Roswell, Georgia: 2026 Market Data
📊 LOCAL MARKET DATA
- Average system size: sized to your home and usage
- Typical system cost (2026): the 30% federal residential credit (§25D) expired Dec 31, 2025 for a purchase; a lease or PPA still captures it via §48E
- Net metering: Georgia Power monthly netting (limited; confirm current terms)
- State tax credit: 0%
- Federal residential credit (§25D): expired for purchases after Dec 31, 2025; lease/PPA still gets 30% via §48E
- Households: Roswell skews affluent, above the metro average
Data from U.S. Census Bureau, DSIRE, NREL
Top Solar Companies in Roswell: 2026
If you're shopping for solar in Roswell, the smartest move isn't chasing a single "best" company—it's gathering several quotes and comparing them carefully. Local installers vary in pricing, warranties, and service, so treat your search like any major financial decision and read the fine print before you sign anything. To know whether a quote is reasonable, it helps to have local benchmarks in mind. In Roswell, systems are sized to each home. If you purchase a system installed in 2026, be aware that the federal residential solar tax credit under Section 25D (IRS) expired for homeowner-purchased systems after December 31, 2025, so no federal credit offsets your purchase price. However, if you finance through a solar lease or power purchase agreement (PPA), the installer — as the system owner — may still claim the 30% commercial credit under Section 48E (IRS), often passing savings through as a lower rate, provided construction begins before July 4, 2026, or the system is in service by December 31, 2027. A couple of factors shape the math in Roswell. Georgia Power runs a limited monthly netting program rather than full one-to-one retail net metering, so confirm the current terms for how exported energy is credited. Keep in mind, too, that Georgia has no state solar tax credit, making lease/PPA structures one of the few remaining paths to federal incentive savings for most Roswell residents. In an affluent suburb like Roswell, financing terms matter as much as sticker price. Ask each company to spell out total costs, interest, and warranty coverage in writing. This is general information, not tax advice.
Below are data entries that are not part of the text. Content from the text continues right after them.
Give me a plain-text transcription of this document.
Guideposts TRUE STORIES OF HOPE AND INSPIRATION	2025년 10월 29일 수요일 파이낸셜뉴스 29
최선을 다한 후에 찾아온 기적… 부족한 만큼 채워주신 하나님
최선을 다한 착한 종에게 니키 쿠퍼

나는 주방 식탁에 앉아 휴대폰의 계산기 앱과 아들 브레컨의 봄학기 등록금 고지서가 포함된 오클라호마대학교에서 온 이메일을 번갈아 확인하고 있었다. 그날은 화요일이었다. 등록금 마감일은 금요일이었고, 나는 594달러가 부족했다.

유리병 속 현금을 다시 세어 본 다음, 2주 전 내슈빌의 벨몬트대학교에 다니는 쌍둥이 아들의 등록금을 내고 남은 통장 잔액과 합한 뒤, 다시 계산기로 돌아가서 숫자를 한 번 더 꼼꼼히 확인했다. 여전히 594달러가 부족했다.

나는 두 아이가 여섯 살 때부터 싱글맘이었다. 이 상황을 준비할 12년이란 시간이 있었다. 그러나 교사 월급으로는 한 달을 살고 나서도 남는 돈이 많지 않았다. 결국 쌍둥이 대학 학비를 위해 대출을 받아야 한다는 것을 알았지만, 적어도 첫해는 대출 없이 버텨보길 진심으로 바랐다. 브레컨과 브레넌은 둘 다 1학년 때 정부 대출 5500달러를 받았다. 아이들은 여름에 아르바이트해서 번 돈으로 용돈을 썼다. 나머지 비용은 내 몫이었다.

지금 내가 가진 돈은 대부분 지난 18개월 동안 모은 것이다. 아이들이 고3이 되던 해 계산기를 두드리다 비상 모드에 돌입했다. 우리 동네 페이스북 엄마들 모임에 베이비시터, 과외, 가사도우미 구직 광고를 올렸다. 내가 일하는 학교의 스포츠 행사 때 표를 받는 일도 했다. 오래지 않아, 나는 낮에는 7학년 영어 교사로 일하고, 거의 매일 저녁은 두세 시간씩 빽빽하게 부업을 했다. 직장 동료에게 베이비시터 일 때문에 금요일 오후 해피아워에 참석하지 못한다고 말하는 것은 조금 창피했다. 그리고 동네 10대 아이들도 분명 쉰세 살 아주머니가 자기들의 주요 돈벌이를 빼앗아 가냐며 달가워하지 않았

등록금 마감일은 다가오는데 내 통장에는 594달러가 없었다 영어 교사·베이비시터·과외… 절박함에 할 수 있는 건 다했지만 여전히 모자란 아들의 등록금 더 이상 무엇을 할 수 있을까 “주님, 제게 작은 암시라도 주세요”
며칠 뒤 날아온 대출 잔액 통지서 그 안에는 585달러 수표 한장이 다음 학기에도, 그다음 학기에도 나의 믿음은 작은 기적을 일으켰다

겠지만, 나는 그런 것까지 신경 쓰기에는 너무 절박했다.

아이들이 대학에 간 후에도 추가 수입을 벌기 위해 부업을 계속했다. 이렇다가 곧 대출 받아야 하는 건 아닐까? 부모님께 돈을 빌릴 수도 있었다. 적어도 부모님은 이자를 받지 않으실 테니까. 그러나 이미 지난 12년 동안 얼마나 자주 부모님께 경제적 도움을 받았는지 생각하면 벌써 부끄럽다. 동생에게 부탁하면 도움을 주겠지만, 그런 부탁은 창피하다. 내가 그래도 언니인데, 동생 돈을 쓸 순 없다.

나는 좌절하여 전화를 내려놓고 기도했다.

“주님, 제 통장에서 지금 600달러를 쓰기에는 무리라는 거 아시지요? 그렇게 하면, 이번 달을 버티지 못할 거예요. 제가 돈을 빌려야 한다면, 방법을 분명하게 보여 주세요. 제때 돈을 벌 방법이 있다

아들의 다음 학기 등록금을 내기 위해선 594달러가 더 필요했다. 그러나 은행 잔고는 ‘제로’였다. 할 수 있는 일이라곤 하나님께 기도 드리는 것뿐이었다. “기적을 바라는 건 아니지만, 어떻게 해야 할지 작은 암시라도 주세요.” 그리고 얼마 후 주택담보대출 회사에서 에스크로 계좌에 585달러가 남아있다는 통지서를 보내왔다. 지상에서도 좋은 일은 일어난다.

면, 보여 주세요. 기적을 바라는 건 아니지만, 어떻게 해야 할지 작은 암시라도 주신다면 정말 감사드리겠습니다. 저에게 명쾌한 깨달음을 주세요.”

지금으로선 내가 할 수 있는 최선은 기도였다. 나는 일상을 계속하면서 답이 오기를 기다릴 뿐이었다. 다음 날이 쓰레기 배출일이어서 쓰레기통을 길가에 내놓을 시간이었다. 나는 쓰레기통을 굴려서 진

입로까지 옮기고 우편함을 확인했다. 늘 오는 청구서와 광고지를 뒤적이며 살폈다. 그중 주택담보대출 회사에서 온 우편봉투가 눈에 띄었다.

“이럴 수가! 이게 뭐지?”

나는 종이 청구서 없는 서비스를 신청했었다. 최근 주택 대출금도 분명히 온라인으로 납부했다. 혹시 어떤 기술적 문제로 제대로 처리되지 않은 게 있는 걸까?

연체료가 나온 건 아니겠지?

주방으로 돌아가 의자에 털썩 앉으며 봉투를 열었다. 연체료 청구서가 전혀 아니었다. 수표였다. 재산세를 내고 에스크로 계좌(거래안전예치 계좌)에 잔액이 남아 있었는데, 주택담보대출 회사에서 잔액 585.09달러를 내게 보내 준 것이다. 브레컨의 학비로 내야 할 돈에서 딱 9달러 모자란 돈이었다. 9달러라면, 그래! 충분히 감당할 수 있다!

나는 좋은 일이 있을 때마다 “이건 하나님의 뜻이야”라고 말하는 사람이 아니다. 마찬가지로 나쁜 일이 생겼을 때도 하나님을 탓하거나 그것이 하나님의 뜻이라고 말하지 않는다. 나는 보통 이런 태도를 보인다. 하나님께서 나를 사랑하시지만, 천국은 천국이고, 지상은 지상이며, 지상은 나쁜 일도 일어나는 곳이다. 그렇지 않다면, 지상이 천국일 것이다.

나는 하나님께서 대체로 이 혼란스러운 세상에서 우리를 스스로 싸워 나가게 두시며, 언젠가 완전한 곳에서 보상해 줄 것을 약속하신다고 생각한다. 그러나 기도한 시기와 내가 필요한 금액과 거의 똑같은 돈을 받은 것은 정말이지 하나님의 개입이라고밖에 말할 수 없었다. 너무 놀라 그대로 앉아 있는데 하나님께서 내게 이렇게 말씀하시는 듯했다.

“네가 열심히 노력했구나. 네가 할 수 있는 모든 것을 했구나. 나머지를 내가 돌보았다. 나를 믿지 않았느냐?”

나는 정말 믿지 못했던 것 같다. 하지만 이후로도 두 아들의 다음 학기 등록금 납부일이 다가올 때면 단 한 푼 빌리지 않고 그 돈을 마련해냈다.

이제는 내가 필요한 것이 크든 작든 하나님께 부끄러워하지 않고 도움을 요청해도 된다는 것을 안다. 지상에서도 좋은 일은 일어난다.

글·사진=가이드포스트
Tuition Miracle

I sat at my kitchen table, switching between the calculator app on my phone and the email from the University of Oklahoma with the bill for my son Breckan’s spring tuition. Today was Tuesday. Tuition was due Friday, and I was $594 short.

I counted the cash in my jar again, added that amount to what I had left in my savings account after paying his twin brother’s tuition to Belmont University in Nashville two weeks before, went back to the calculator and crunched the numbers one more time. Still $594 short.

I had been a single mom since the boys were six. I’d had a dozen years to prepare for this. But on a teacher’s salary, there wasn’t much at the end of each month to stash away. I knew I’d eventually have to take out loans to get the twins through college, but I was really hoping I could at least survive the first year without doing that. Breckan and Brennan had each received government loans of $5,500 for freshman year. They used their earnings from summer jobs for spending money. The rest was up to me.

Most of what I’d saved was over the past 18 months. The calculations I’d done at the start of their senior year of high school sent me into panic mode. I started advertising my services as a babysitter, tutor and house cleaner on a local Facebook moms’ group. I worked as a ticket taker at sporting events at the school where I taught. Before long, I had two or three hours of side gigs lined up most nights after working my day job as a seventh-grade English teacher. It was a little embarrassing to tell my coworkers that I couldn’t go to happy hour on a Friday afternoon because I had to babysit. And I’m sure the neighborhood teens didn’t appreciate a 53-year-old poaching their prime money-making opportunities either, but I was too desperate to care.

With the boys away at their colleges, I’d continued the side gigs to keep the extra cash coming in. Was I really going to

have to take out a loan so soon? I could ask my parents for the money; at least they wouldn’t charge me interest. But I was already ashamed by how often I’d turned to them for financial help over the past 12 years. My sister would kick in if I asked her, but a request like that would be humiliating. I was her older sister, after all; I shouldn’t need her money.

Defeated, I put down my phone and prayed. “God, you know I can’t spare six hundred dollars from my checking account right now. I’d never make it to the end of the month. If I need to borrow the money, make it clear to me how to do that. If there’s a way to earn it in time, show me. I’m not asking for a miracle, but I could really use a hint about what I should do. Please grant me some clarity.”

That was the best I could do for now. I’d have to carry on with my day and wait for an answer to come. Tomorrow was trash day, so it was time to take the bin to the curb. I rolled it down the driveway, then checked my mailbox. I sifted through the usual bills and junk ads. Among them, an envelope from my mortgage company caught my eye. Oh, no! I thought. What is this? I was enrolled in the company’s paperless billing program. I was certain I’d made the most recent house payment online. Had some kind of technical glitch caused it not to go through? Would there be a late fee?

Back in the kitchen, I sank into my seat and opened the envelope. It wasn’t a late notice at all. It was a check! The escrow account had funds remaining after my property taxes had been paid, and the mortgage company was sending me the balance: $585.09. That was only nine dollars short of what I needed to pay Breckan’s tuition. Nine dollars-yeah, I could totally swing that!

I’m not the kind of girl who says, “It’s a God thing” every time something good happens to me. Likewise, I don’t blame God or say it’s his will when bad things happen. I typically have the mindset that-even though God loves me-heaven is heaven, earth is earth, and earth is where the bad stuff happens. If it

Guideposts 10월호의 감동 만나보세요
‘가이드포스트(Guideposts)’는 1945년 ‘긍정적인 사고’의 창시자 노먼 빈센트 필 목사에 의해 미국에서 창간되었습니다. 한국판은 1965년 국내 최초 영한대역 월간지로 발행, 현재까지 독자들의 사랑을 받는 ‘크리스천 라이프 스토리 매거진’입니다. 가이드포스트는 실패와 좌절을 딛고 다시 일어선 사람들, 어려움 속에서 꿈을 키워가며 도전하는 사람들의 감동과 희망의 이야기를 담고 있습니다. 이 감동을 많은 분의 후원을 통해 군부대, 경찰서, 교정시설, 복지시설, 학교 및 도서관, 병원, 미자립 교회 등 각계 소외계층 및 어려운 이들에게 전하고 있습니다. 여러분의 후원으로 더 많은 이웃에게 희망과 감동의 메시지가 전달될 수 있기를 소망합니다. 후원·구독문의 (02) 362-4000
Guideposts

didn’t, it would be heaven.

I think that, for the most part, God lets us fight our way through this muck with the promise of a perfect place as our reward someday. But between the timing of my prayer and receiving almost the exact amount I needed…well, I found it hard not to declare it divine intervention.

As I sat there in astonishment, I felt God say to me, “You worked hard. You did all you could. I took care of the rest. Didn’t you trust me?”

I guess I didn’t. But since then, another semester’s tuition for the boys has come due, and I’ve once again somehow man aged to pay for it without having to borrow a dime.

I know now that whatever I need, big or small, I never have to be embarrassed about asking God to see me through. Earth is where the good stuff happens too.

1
Cost Per Watt in Roswell: How Roswell Compares to the GA State Average
Cost per watt is the cleanest way to compare quotes, and Roswell tends to land slightly below the Georgia state average. Roswell's competitive installer market frequently nudges pricing below what homeowners see in less-served areas. That gap exists because the metro area has more companies fighting for the same customers, which keeps pricing honest. Rural parts of Georgia sometimes pay a premium simply because crews travel farther and there's less competition. For a Roswell homeowner, that means a comparable system might come in a few thousand dollars cheaper than the same setup outside the metro. Just keep in mind that the lowest cost per watt isn't always the best deal. Equipment quality, warranty terms, and whether the company handles its own labor all factor in. Also note that for a system purchased and installed in 2026, the federal residential tax credit under Section 25D (IRS) has expired, so quoted prices should be evaluated on a pre-credit basis. If a lease or PPA is being quoted, the installer may pass through savings from the Section 48E (IRS) commercial credit — always ask whether any quoted rate or price reflects that arrangement and under what conditions it applies.